Chamber music and recital, Orchestral music

KaJeng Wong/Loo/Music Lab: Ravel, Gershwin etc.

Date: August 4, 2014
Location: City Hall, Hong Kong.

Piano (Mussorgsky-Naoumoff): KaJeng Wong
Piano (Gershwin): Nancy Loo
Orchestra: The Music Lab Orchestra
Conductor: Wilson Ng

This evening program presented Debussy’s Prelude to the Afternoon of a Faun, Ravel’s Mother Goose Suite and Gershwin’s Rhapsody in Blue, followed by Emile Naoumoff’s arrangement of Mussorgsky’s Pictures at an Exhibition. Visual art works by various local artists, projected onto a gigantic screen above the orchestra, accompanied each musical piece.

Little was said about the premise of the visual art presentation, other than: (1) that the presentation would be related to Hong Kong and (2) that it would co-exist with music on stage. The program notes offered short paragraphs from some of the contributing visual artists, but no overarching explanation of the concept. Even KaJeng Wong, the prodigious 24-year-old and brainchild of the evening’s program, was at loss with words. In between the Debussy and the Ravel, Wong appeared on stage to announce that technicians needed some time to fix a projection problem. In the meantime, he tried unconvincingly to explain his concept. On the spur of the moment, Wong also initiated a makeshift Q&A with various musicians, asking them what they felt about the performance. Violist Samuel Pang, Wong’s childhood classmate, offered a partial bailout by eloquently but somewhat aimlessly stating the obvious — that here was a concert with images of Hong Kong and made by people who grew up in Hong Kong.

The busy streets of Hong Kong, captured in a series of time-lapse photo tableaux by photographer Cheung Chi Wai (張志偉), echoed some of Gershwin’s spirit of optimism in the kaleidoscope of a buzzing city. The amount of work was tedious and immensely time-consuming. As an artwork on its own, Cheung’s product carried a lot of substance and story. Yet when placed next to the music, the speed and color of the tableaux seemed unready to match up with the undulating dynamism of the composition’s tempi and tonal colors.

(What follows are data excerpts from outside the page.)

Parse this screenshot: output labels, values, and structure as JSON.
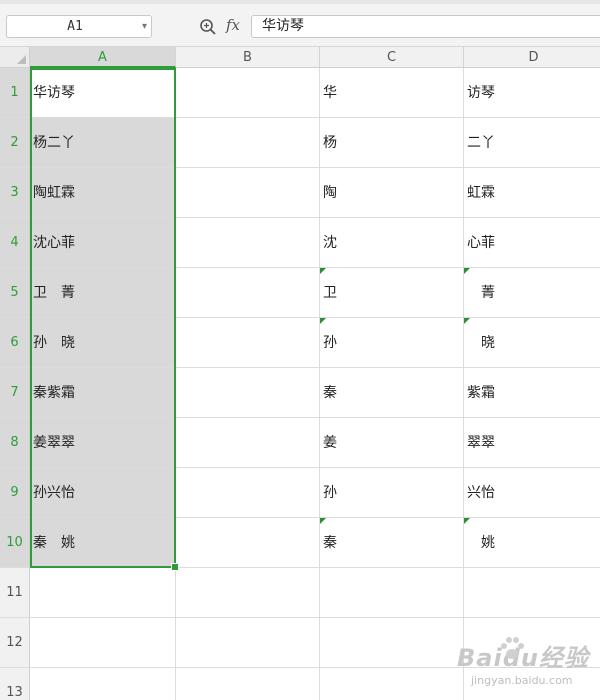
{
  "toolbar": {
    "name_box": "A1",
    "fx_label": "fx",
    "formula_value": "华访琴"
  },
  "columns": [
    "A",
    "B",
    "C",
    "D"
  ],
  "rows": [
    "1",
    "2",
    "3",
    "4",
    "5",
    "6",
    "7",
    "8",
    "9",
    "10",
    "11",
    "12",
    "13"
  ],
  "cells": {
    "A": [
      "华访琴",
      "杨二丫",
      "陶虹霖",
      "沈心菲",
      "卫　菁",
      "孙　晓",
      "秦紫霜",
      "姜翠翠",
      "孙兴怡",
      "秦　姚",
      "",
      "",
      ""
    ],
    "C": [
      "华",
      "杨",
      "陶",
      "沈",
      "卫",
      "孙",
      "秦",
      "姜",
      "孙",
      "秦",
      "",
      "",
      ""
    ],
    "D": [
      "访琴",
      "二丫",
      "虹霖",
      "心菲",
      "　菁",
      "　晓",
      "紫霜",
      "翠翠",
      "兴怡",
      "　姚",
      "",
      "",
      ""
    ]
  },
  "watermark": {
    "brand": "Baidu经验",
    "url": "jingyan.baidu.com"
  },
  "colors": {
    "selection_green": "#2e9c3a",
    "error_triangle": "#2e8b3a"
  },
  "icons": [
    "zoom-formula-icon",
    "dropdown-caret-icon"
  ]
}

Nevertheless, better explanations could be found, after the concert, on the web. Oychir (愛卡), the artist responsible for the visual art during the Ravel, explained in her blog that during her creative period, her mind wandered when trying to understand the music, as if lost in space and forever banished from Earth: “感覺自己捉不到那歌,越畫越遠,精神迷路,迷到上太空,回不到地球”. Even Oychir herself blogged about being surprised to hear that the organizers were quite satisfied with her work – albeit in a tone of one who was more curiously puzzled than genuinely satisfied with her output, not necessarily in and of itself but specifically in its relation to this musical concert. In the end, the experimentation juxtaposing live music with visual art failed to impress with real consequence, even though Wong and his team should be commended for daring to try something different in a city where artistic experimentation, especially in respect of classical music, runs dry.

The audio portion of the concert was more refined and interesting. The Music Lab Orchestra, an ensemble effort loosely pieced together with music students and semi-pros, displayed a discernible level of concentration and musicianship rarely found in amateur orchestras. Their balance was elegant, and sections blended en tutti with plenty of credit going to vibrant and attentive conductor Wilson Ng, who was able to conduct most of the evening’s program from memory.

Nancy Loo, Wong’s childhood piano teacher and possibly the most revered piano teacher in Hong Kong in the past half a century, survived the Gershwin without making much of an impactful impression. To be sure, in the lighter legato passages, Loo’s playing was masterful and expansive: she would occasionally temper her pace just enough to offer a more deeply-nuanced, personal touch. But in Gershwin’s starker, faster passages, her fingers weighed on her momentum and interpretation, constricting her output to one of overworked caution. At times, Loo sounded and looked as if she was trying in vain to reach a pace and dynamic she would expect of herself but could not. Ng, standing at her side and often looking over her playing, valiantly kept the piano in synchronization with that of the orchestra. Loo most certainly has played the piece many times over her long and illustrious career as concert pianist and educator, but at least in this particular evening, she managed to show only what seemed to be short glimpses of her former self.

By contrast, KaJeng Wong displayed in the Mussorgsky-Naoumoff piece the sort of pace, power, and determination that were equally desired in Loo’s playing. When Wong dropped his first few chords, all the sound previously carpeted under the Steinway reemerged with flair and power. A former student of the arranging composer, Wong was in his typical self, running through the piano cadenzas with rapid pace and effusing bold confidence not usually seen in pianist of his age. The Mussorgsky-Naoumoff is usually listed as a concerto, but the composition is more akin to a symphonic duet between an orchestra and a piano where much of the musical drama occurs not in unison but via an ebb and flow of call and response. In that respect, the effort between Wong and Ng was a rather satisfying one.